Spatial data or spatio-temporal data is graphic and image data that contains both time and space data. Spatio-temporal data consists of multidimensional information about objects, such as the location, shape, size distribution, and changes.
The traditional dichotomy is to classify spatio-temporal data into vector data and raster data. Spatio-temporal data has been used for location-based service (LBS) in traditional Geographic Information System (GIS), Global Positioning System (GPS), and Remote Sensing (3S) industries. As Internet of Things (IoT) and smart terminals become popular in various fields, perceptual spatio-temporal data emerges as a new type of data in this field. Perceptual spatio-temporal data extends from the single role of LBS to crossed roles for multi-dimension joint analysis and spatio-temporal pattern mining.
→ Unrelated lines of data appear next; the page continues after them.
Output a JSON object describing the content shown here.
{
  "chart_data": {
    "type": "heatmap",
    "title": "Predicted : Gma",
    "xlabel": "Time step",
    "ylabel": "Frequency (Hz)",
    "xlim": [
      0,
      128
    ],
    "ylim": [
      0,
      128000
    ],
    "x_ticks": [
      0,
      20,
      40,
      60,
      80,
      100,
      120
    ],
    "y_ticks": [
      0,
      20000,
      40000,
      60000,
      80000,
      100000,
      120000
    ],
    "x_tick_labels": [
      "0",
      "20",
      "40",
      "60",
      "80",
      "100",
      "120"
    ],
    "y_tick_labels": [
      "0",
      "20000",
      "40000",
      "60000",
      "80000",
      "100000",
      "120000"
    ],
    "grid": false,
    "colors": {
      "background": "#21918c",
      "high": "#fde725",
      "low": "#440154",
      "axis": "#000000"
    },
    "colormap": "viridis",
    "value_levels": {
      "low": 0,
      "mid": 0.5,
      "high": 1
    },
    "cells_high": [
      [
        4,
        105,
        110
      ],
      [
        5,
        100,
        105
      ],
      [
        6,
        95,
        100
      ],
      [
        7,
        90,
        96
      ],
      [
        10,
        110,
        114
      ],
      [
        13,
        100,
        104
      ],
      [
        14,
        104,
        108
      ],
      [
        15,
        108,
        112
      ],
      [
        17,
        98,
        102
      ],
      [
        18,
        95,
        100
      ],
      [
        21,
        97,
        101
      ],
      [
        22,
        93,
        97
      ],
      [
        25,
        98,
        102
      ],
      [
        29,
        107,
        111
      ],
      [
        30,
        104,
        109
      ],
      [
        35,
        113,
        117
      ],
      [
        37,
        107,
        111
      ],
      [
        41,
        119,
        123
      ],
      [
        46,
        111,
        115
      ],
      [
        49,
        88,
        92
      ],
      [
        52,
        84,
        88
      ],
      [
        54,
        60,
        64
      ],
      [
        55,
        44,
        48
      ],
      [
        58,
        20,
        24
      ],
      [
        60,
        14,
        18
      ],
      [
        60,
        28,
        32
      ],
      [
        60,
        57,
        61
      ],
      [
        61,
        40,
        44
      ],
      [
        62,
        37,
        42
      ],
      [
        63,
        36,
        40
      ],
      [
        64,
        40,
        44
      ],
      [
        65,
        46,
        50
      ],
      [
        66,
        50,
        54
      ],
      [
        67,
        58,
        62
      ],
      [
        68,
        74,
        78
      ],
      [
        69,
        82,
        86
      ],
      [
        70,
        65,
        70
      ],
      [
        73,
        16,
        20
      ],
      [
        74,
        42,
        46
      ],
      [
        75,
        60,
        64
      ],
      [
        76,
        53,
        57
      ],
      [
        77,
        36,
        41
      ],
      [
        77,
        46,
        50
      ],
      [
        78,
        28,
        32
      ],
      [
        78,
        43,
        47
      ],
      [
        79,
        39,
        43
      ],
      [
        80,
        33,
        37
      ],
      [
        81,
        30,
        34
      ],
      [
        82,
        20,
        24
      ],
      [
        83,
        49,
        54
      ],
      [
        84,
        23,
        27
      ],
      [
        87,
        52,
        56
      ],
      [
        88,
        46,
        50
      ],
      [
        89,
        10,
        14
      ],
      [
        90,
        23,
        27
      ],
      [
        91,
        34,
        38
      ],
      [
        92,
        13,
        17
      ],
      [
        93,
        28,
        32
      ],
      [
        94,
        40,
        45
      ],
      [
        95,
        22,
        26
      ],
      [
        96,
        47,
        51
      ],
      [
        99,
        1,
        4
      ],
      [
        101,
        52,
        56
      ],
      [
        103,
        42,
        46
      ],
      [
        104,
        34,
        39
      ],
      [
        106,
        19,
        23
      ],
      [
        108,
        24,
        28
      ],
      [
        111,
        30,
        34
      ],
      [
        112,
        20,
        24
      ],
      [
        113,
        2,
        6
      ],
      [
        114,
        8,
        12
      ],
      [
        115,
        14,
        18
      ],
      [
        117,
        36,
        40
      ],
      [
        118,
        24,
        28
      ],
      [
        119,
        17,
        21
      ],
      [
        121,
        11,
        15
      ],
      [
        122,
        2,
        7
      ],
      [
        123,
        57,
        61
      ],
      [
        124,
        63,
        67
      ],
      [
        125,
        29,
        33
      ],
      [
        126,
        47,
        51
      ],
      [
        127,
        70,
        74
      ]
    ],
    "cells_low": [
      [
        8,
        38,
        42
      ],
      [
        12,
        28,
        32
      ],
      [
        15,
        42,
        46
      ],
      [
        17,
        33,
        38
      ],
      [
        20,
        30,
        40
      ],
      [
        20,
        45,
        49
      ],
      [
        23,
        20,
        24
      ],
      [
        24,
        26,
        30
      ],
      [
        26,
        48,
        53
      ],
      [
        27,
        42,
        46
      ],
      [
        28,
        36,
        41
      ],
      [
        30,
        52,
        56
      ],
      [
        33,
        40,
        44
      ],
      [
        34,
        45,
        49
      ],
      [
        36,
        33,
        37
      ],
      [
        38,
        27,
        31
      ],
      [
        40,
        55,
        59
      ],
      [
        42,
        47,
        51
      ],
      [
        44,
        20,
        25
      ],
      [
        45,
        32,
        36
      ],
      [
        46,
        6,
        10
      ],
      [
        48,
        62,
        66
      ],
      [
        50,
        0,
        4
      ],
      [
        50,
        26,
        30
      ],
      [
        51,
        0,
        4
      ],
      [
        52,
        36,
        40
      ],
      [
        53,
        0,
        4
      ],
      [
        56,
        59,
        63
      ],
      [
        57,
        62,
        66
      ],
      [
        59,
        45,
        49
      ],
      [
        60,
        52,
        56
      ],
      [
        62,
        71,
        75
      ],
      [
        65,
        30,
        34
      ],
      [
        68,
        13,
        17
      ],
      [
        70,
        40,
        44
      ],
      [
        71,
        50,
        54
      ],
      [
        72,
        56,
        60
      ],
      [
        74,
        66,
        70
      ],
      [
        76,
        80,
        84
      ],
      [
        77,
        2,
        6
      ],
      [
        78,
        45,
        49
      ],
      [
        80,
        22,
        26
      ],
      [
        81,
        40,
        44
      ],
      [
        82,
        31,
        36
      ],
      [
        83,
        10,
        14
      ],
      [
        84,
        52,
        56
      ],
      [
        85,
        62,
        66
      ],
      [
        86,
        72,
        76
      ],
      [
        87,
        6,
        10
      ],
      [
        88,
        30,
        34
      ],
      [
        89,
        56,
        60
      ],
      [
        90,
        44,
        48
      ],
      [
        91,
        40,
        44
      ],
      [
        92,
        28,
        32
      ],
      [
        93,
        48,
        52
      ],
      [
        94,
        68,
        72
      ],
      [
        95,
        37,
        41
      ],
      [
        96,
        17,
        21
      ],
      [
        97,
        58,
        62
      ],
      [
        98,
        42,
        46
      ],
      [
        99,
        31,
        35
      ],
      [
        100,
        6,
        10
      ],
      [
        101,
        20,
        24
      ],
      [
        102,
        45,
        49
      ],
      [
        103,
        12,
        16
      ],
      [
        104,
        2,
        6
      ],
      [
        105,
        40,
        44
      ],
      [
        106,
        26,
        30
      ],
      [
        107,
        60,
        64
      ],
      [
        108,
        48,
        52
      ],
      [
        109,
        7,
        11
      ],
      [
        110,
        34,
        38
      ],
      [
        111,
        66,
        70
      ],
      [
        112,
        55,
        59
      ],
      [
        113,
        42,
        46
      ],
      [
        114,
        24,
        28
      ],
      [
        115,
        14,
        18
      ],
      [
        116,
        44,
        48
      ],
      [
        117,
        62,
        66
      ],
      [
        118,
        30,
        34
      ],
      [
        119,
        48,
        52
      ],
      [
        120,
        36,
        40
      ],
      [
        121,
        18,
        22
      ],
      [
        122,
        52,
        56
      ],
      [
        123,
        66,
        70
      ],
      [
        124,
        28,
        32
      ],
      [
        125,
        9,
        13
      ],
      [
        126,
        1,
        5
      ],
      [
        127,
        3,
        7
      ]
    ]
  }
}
Location technologies are advancing with the help of Artificial Intelligence (AI).
Spatio-temporal data types
- Vector data: digital map data and digital elevation model (DEM) data
- Raster data: remote sensing and panoramic image data
- Perceptual data: location data from smart terminals and laser point cloud data
Spatio-temporal data models
- Geometry model: complies with OpenGIS standards and supports 2D (x, y), 3D (x, y, z), and 4D (x, y, z, m) geometries.
- Raster model: consists of a matrix of cells or pixels that are organized into rows and columns, or a grid. Each cell contains a value that represents information such as temperature. Raster data can be digital aerial photographs, satellite images, digital images, or even scanned maps.
- Trajectory model: records the location information of a moving feature, such as a vehicle or a person.
- Business scenarios
- Commercial site selection based on the analysis of foot traffic and demographics
- Delivery personnel tracking or planning based on delivery trajectories or paths
- Message or advertisement push based on an LBS
- Analysis of spatial correlation based on customers and their active regions
- Traffic scenarios
- Real-time location services for public transportation, Internet plus transportation, and intelligent logistics
- Traffic flow statistics on roads and crossroads, analysis and prediction of flows of people and vehicles, and estimated time of arrival (ETA)
- Aggregation and analysis of vehicle departure and destination points
- Optimization on vehicle monitoring, scheduling, or designation
- Trajectory matching and analysis on similar trajectories or paths
- Transport capacity distribution or analysis and real-time thermodynamic diagrams of moving objects
- Dynamic management, monitoring and alerting of electronic fences
- Public security scenarios
- Special group tracking and child custody
- Special vehicle tracking and abnormal vehicle identification
- Alert push and danger warning
- Travel monitoring and management based on health QR codes
- Autopilot scenarios
- Storage, retrieval, analysis, and spatio-temporal pattern mining of laser point cloud data
- High-precision trajectory matching and planning of local paths
- Production and storage management of high-precision maps
Spatio-temporal engines of AnalyticDB for PostgreSQL
AnalyticDB for PostgreSQL provides two extension modules to efficiently store, index, query, analyze, and calculate spatial or spatio-temporal data.
- PostGIS: an open source spatial database engine that is developed by the PostgreSQL community
- Ganos: a spatio-temporal engine that is developed by Alibaba Cloud based on PostgreSQL
- Easy to use. You can smoothly switch between PostGIS and Ganos. Data can be migrated from a standalone PostgreSQL database to an AnalyticDB for PostgreSQL instance.
- Cost-effective. AnalyticDB for PostgreSQL uses the massively parallel processing (MPP) architecture. An AnalyticDB for PostgreSQL instance can process more spatio-temporal data than a standalone PostgreSQL database based on the same performance metrics and computing resources. AnalyticDB for PostgreSQL integrates with OSS to separate cold and hot data. This way, costs can be reduced without decreasing performance, especially for the storage and calculation of raster data and laser point cloud data.